Tuna Regions

Tuna is mostly fished in the Atlantic, Indian and Pacific Oceans, and processed in these regions as well as in Europe.

Ever since the first trips to explore tropical tuna fishing waters in the Gulf of Guinea in 1953-1954, the European tuna industry has steadily developed. Eurothon members are now present in three regions: Europe, Africa, and Latin America.

The EU tuna fleet is composed of 30 Spanish and 22 French purse seiner vessels. In the EU, the EU tuna processing industry can answer around 50% of EU demand for canned tuna.


The European Union has set a wide range of rules concerning fisheries. Fishing activities of Eurothon members are highly regulated and controlled according to EU rules for sustainable fishing, laid down in the Common Fisheries Policy (CFP) and related legislation. EU-flagged vessels are required to abide by the EU’s rules in EU waters and beyond EU borders, meaning its standards reach across the globe. (To learn more on EU rules, controls and compliance, please visit our section detailing the measures in place).

There are more than a hundred establishments that process tuna in the EU. The EU tuna processing industry is currently based mainly in four countries – Spain, Italy, France and Portugal.

ACP countries

In addition, many EU companies have invested in processing plants in African countries.
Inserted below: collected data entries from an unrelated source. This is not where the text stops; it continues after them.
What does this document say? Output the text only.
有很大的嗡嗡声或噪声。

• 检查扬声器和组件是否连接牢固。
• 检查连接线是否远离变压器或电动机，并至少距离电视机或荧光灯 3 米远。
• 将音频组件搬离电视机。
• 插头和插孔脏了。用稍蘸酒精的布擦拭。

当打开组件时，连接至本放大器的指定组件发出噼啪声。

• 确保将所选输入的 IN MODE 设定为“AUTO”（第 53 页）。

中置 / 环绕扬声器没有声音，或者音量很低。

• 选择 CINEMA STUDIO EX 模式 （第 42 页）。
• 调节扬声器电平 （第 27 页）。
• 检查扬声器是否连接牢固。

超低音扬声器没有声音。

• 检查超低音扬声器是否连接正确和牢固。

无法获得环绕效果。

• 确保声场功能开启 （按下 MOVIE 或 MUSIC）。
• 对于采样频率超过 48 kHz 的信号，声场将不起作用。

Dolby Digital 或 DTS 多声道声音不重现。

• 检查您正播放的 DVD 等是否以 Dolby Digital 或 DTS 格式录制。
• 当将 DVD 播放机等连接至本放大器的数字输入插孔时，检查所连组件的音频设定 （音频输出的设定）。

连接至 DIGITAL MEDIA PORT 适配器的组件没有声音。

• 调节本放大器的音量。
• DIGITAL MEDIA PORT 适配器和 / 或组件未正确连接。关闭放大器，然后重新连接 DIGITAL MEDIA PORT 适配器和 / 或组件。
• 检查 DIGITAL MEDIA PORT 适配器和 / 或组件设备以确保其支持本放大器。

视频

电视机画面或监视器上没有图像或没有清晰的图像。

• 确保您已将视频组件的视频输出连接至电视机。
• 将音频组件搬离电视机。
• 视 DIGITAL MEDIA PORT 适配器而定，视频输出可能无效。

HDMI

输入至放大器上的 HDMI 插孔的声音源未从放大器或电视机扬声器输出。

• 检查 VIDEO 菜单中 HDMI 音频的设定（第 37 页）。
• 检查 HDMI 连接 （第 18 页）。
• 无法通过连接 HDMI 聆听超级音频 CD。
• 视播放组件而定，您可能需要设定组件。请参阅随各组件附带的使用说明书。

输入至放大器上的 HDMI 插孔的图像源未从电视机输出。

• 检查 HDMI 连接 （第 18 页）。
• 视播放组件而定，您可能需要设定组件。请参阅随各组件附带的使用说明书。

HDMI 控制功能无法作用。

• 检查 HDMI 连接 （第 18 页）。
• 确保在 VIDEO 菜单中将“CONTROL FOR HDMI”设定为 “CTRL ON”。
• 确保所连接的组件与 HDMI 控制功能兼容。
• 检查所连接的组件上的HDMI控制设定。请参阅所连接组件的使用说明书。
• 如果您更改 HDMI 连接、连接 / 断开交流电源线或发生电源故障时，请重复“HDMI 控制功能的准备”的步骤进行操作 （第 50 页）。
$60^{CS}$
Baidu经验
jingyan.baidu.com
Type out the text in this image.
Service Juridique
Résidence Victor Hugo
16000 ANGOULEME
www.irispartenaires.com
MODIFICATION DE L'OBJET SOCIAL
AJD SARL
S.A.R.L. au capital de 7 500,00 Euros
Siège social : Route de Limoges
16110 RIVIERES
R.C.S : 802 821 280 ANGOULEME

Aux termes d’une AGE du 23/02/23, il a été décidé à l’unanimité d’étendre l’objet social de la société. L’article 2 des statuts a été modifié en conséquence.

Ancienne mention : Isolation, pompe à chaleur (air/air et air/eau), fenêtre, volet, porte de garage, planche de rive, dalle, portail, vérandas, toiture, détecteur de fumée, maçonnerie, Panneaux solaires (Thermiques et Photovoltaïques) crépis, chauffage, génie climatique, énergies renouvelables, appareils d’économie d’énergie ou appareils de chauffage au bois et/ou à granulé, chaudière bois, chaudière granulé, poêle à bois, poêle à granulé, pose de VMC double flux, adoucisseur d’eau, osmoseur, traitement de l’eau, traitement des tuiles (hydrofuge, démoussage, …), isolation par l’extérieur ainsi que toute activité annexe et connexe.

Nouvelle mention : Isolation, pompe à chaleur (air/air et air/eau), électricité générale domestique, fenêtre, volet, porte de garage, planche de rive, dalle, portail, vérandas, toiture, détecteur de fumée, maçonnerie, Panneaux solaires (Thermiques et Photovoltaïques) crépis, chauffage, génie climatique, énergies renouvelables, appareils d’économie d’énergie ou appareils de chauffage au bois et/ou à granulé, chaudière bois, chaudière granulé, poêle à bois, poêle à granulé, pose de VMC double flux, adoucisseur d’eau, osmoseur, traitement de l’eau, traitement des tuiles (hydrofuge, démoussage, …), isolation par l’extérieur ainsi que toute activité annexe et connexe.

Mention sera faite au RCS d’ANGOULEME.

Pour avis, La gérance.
European tuna producers that operate in the Central Eastern Atlantic and the Central Western Indian Ocean deliver a large part of their production to canneries located in several ports in African countries belonging to the African Caribbean and Pacific countries which benefits from special trade relations with the European Union to support their development. The same applies to the dozen mixed EU-ACP fishing vessels.

The main areas of activity are in the Ivory Coast, Ghana, Senegal, Madagascar, the Seychelles, Mauritius and Kenya. In total, there are about 15 processing sites, representing a crucial pillar of local economic development. They provide tens of thousands of jobs locally, usually in combination with community support, while EU obligations for hygiene, safety or labour standards are strictly adhered to. These canned tuna products are mostly exported to the EU market. To support the economic development of ACP countries, many of these canned products benefit from preferential EU import tariffs.

In addition, the EU has concluded many sustainable fisheries partnership agreements with coastal African ACP countries, ensuring that tuna stocks are fished sustainably by EU-flagged boats under strict rules, fishing licenses and against a fair retribution paid by European companies to the partner countries based on the amount of fish caught. To learn more about EU sustainable fisheries partnership agreements with third countries, click here.

Latin America

The EU’s trade system stimulated EU operators to invest in Latin-American tuna fleets and processing plants, near the large Eastern Pacific tuna fishing zones.

The EU tuna industry has made important direct investments in several of those countries. Tuna processing by Eurothon members occurs in more than 30 processing sites, located mainly in Guatemala, El Salvador, Ecuador, and Panama. Due to the importance of the tuna sector for the economy of many Latin American countries, and in order to ensure the stability and continuity of the activity generated under this trade regime, it is vital to maintain and consolidate trade relations with the region.